By John Haughey | The Center Square
NASA’s new Mars rover "Perseverance" is scheduled to launch from Cape Canaveral Thursday atop a United Launch Alliance Atlas V rocket and land on Mars next February to drill for soil samples that will be collected by another Florida-launched spacecraft in 2026.
The launch, which has already been scrubbed three times, is considered critical for an array of missions intertwined with NASA’s goal to send astronauts to the moon by 2024 and, eventually, to Mars.
NASA has until Aug. 11 to launch "Perseverance" to augment its AeroSCuriosity rover, which has been exploring Mars’ Gale Crater since 2011. If it can’t do so by then, the next launch window won’t unfold until 2022.
The launch is also critical for Florida’s $20 billion aerospace industry, where 17,144 commercial space companies employ more than 130,000 residents in high-tech, high-wage jobs.
While "Perseverance" was built in NASA’s Jet Propulsion Laboratory in California, much of the other launch assembly was fabricated in Florida, where aerospace pioneers such as the Aerospace Industry Association, Blue Origin, Boeing, SpaceX and ULA have established manufacturing and operating sites.
While attending May’s launch of NASA astronauts aboard a privately owned spaceship built by SpaceX in Florida – the first launch of Americans into space from U.S. soil in a decade and the first-ever aboard a privately-owned spaceship – Florida Gov. Rick DeSantis said the Sunshine State will play a pivotal role in man’s immediate quest to go to Mars and long-range aspirations to explore outer space.
“The next stop is to the moon again, and then the stop after that is Mars,” he said.

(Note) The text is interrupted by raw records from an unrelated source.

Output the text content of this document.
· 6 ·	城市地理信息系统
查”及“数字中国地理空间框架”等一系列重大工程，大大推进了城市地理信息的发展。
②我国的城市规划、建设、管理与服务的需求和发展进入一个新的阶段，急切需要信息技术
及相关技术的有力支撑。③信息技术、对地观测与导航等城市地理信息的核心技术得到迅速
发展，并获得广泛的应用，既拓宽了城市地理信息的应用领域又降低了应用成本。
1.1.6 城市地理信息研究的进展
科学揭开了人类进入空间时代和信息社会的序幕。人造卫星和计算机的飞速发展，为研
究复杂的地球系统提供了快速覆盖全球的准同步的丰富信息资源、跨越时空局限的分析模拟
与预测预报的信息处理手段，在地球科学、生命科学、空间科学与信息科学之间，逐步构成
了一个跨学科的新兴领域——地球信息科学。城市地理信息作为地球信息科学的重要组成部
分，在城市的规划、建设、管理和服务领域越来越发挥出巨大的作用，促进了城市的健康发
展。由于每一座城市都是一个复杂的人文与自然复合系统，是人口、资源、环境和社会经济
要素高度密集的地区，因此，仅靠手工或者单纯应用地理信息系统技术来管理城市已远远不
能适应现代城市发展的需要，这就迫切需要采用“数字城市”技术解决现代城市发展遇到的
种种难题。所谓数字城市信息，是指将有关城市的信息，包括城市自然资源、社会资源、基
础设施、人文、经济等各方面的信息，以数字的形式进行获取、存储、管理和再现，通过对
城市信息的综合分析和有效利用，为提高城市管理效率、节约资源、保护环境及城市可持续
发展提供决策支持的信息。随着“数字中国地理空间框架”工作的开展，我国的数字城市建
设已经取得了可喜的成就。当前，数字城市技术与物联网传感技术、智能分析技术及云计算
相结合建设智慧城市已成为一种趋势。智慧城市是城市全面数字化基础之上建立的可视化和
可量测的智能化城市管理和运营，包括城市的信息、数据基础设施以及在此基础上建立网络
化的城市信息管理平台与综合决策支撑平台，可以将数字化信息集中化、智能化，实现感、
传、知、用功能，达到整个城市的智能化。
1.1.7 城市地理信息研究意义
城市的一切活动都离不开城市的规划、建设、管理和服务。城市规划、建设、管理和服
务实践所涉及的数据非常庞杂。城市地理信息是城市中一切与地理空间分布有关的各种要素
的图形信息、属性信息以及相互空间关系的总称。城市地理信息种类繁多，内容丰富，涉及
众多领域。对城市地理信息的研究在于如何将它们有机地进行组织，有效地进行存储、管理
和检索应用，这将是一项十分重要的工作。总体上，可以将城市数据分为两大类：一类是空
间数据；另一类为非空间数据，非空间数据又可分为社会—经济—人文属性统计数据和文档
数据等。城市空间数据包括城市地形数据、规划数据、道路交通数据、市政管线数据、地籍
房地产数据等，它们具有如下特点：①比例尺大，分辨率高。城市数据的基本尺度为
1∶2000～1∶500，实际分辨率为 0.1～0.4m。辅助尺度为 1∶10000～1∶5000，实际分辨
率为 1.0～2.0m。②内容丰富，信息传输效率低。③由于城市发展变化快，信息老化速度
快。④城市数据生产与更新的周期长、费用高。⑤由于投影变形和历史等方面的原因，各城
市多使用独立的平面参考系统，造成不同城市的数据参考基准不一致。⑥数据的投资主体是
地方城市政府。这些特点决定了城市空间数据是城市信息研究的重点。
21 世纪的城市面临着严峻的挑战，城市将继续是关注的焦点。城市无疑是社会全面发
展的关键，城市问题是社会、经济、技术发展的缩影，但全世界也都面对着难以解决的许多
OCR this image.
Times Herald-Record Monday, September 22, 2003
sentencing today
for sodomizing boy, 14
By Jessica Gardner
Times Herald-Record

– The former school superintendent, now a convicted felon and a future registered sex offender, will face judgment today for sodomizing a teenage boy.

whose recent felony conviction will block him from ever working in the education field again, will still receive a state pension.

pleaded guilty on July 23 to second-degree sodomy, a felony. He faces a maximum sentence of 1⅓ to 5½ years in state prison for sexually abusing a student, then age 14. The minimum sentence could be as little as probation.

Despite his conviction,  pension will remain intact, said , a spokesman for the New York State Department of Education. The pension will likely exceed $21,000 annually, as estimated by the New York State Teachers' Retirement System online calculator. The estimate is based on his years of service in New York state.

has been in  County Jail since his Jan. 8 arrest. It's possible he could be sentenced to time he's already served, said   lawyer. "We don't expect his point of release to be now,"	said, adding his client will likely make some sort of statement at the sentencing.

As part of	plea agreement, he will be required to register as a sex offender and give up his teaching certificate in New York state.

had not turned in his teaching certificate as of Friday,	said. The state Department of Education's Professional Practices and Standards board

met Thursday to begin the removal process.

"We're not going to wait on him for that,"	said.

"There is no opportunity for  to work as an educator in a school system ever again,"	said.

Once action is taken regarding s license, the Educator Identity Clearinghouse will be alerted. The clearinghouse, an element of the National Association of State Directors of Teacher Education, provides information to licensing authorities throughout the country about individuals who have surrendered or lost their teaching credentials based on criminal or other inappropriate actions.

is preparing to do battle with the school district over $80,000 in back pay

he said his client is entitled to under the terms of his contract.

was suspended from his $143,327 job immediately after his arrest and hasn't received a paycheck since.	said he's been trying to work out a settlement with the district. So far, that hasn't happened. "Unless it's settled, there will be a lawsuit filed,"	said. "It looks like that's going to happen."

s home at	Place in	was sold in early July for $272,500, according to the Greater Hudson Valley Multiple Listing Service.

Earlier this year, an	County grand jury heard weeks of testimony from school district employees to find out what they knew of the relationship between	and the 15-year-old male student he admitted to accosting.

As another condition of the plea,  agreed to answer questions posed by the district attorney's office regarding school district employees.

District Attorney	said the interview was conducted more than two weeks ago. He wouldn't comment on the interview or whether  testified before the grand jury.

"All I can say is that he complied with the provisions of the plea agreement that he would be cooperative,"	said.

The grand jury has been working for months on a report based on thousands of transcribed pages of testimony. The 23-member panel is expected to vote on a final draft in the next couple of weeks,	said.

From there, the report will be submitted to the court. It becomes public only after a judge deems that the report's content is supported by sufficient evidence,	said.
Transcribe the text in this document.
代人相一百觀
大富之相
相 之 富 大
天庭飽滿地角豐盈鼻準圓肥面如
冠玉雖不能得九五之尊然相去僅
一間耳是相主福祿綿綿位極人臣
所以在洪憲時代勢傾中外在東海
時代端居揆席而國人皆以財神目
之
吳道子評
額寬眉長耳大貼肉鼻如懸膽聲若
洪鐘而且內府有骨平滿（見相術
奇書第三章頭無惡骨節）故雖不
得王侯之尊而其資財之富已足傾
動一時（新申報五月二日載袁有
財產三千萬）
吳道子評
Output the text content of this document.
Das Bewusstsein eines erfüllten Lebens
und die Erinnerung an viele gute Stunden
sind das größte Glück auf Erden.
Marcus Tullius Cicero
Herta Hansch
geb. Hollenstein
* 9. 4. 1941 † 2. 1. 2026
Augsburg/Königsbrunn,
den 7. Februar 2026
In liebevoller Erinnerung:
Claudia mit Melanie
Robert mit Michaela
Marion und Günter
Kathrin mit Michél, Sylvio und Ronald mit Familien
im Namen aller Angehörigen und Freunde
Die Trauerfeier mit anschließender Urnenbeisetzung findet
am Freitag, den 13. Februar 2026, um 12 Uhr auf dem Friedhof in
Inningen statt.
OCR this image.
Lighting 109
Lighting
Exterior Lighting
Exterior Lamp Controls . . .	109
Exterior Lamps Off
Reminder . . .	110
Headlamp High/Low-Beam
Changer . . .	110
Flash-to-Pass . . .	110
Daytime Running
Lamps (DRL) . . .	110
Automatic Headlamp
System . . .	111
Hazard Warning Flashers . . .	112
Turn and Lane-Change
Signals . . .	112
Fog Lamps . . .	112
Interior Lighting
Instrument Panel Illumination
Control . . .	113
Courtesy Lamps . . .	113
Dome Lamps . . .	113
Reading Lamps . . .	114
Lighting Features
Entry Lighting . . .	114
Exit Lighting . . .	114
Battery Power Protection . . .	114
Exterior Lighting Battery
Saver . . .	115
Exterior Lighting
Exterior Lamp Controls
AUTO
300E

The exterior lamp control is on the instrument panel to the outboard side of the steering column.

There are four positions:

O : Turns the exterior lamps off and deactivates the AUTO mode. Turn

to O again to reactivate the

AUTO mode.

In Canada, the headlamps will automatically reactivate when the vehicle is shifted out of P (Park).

Florida’s commercial aerospace tradition makes it the best location for the headquarters of the newly created military branch, the United States Space Command, DeSantis said.
Florida’s two U.S. senators, Republicans Marco Rubio and Rick Scott, and all 27 members of the state’s Congressional delegation this week dispatched a letter to U.S. Air Force Assistant Secretary citing the advantages of locating the new command in the Sunshine State.
Florida has a long history in aerospace industry after serving as the proving grounds for the nation’s missile programs, beginning with America’s first launch of Bumper 8 in 1950 and the first manned missions into space in 1961, the letter notes.
Five of the nation’s 14 commercial space launchpads are in Florida and managed by Space Florida, a public-private state agency created by the Legislature in 2006.
“Every American manned mission to space, including SpaceX’s recent successful Crew Dragon launch, began its voyage on Florida soil. Apollo, the Space Shuttle, and the Mars Rovers all launched from Florida,” the letter states.
Jacksonville, Tampa, Pensacola, Orange and Miami-Dade counties “would make an excellent choice for the home of SPACECOM,” the letter suggests.
Florida also knows how to provide for military installations with three combatant commands, 20 active duty installations, and the chosen home of 1.5 million veterans “as the most military friendly state in the nation,” the letter said.
A wide range of state interests continue lobbying to locate U.S. Space Command in Florida despite a preliminary April recommendation by the U.S. Air Force that named six potential sites, including four in Colorado, to serve as headquarters.
According to some estimates, U.S. Space Command would eventually bring 1,200 high-paying jobs and draw an estimated $2 billion in direct Pentagon investment, “seed” money that could generate related employment for thousands and contribute as much as $5 billion in associated benefits, to the state and local economy where it is placed.